Manufacturing adopts IoT, open systems, de-siloing and collaboration
- Or at least that’s the hope of the ecosystem builders
- They see learnings from IT and now the telecoms industry being applied to manufacturing
- And they see industrial IoT driven by 5G and the cloud as the way in
The Hannover Messe 2019 is on this week in Germany. Industrial technology is the speciality and the show seems to exhibit more and more crossover with telecoms every year. Of course there’s IoT and the expectation that 5G will really bring that sector to age. But even the buzz topics match up: “Discover future technologies like AI, blockchain and edge computing,” cries one large exhibitor.
This convergence is being platformed and ecosystemised with at least two major announcements so far.
There’s the Open Industry 4.0 Alliance, which claims to be building an open ecosystem for the digital transformation of industrial manufacturing plants.
And there’s the Open Manufacturing Platform (OMP), launched by Microsoft and the BMW Group which styles itself as a “new initiative to drive open industrial IoT development and to help grow a community to build future Industry 4.0 solutions.”
Those buzzwords ‘open’, ‘ecosystem’, ‘platform’, ‘IoT’ betray the fact that the push is on to promote the benefits of open systems, de-siloing and collaboration and extend the learnings of the IT industry out to the industrial sector, where the technology is still very often proprietary and non-interoperable.
The Open Industry 4.0 Alliance is formed from the mechanical engineering, industrial automation and software industries, although the alliance is open to all companies. The founders say they want to overcome proprietary solutions and give a decisive boost to the digital transformation of the European industry. The goal is to get 80 per cent of the machines in a smart factory to speak the same language
Founding members include Beckhoff, Endress+Hauser Group, Hilscher, ifm, KUKA, MULTIVAC and SAP and other members include Balluff Group, Gebhardt Fördertechnik, Pepperl+Fuchs, ARVOS GmbH | SCHMIDTSCHE SCHACK, SAMSON and WIKA Alexander Wiegand.
The alliance points out that operations in factories, plants and logistics centers in midmarket and large enterprises are characterized by heterogeneity — many different systems from many different manufacturers with proprietary and varying standards in connectivity, data management, IT security and collaboration. This hotchpotch brings with it all the usual barriers to agility and scalability.
The Open Industry 4.0 Alliance offerings includes four modules — Device Connectivity, Edge, Operator Cloud, and Cloud Central — plus an associated service offering. Device Connectivity establishes the connection to the machines and sensors. Edge is the central node for all the important and locally necessary functions in the factory. Operator Cloud is the central node in the customer’s company that an open layer and supports all enterprise-centric functions and applications. Finally, Cloud Central enables the bidirectional exchange of data between companies, such as master data and measurement data from calibrations, as well as information including technical documentation and repair manuals.

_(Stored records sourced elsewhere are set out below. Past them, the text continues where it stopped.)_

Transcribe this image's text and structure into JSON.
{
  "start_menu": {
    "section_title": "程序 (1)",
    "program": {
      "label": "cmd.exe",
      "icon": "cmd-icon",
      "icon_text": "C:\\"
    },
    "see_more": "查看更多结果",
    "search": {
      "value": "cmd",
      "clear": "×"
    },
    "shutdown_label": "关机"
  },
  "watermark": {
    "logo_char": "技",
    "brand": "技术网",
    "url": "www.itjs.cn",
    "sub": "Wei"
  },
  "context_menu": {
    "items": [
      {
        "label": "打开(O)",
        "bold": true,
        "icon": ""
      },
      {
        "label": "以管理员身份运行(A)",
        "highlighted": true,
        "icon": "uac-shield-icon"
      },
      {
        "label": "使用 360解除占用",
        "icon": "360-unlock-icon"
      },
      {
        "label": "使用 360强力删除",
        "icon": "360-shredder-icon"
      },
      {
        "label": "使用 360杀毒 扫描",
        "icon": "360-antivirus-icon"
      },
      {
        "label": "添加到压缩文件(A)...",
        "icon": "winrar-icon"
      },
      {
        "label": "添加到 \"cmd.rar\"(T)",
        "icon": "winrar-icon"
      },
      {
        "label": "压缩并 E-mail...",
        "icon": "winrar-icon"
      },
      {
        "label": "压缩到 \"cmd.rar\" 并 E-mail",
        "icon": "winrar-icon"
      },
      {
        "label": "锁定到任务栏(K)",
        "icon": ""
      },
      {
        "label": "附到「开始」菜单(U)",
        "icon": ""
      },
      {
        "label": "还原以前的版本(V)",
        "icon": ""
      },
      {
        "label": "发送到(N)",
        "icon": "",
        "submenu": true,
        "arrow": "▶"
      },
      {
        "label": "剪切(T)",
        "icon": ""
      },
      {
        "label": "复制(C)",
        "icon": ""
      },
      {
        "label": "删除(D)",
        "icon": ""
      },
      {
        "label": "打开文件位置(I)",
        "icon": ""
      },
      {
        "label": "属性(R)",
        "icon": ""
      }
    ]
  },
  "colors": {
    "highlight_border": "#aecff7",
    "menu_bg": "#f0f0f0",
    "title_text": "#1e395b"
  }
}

SAP acts as a sort of technological anchor tenant and glue to the alliance and the point is made that connections to SAP solutions “helps ensure that business processes such as manufacturing execution, warehouse management or plant maintenance are collaborative across company boundaries with partner companies.” Microsoft performs a similar role for the Open Manufacturing Platform.
Microsoft and BMW
At Hannover Messe, Microsoft and the BMW Group also announced a new community initiative to flatten silos and boost systems interoperability in the manufacturing sector where, it claims, production and profitability can be hindered by complex, proprietary systems that create data silos and slow productivity.
The Open Manufacturing Platform (OMP) is designed to support the development of smart factory solutions that will be shared by OMP participants across the automotive and broader manufacturing sectors.
The goal is to significantly accelerate future industrial IoT developments, shorten time to value and drive production efficiencies while addressing common industrial challenges.
The initiative is built on the Microsoft Azure industrial IoT cloud platform and the OMP is intended to provide community members with a reference architecture with open source components based on open industrial standards and an open data model.
In addition to facilitating collaboration, this platform approach is designed to unlock and standardize data models that enable analytics and machine learning scenarios — data that has traditionally been managed in proprietary systems.
“Microsoft is joining forces with the BMW Group to transform digital production efficiency across the industry,” said Scott Guthrie, executive vice president, Microsoft Cloud + AI Group. “Our commitment to building an open community will create new opportunities for collaboration across the entire manufacturing value chain.”
With currently over 3,000 machines, robots and autonomous transport systems connected with the BMW Group IoT platform, which is built on Microsoft Azure’s cloud, IoT and AI capabilities, the BMW Group plans to contribute relevant initial use cases to the OMP community.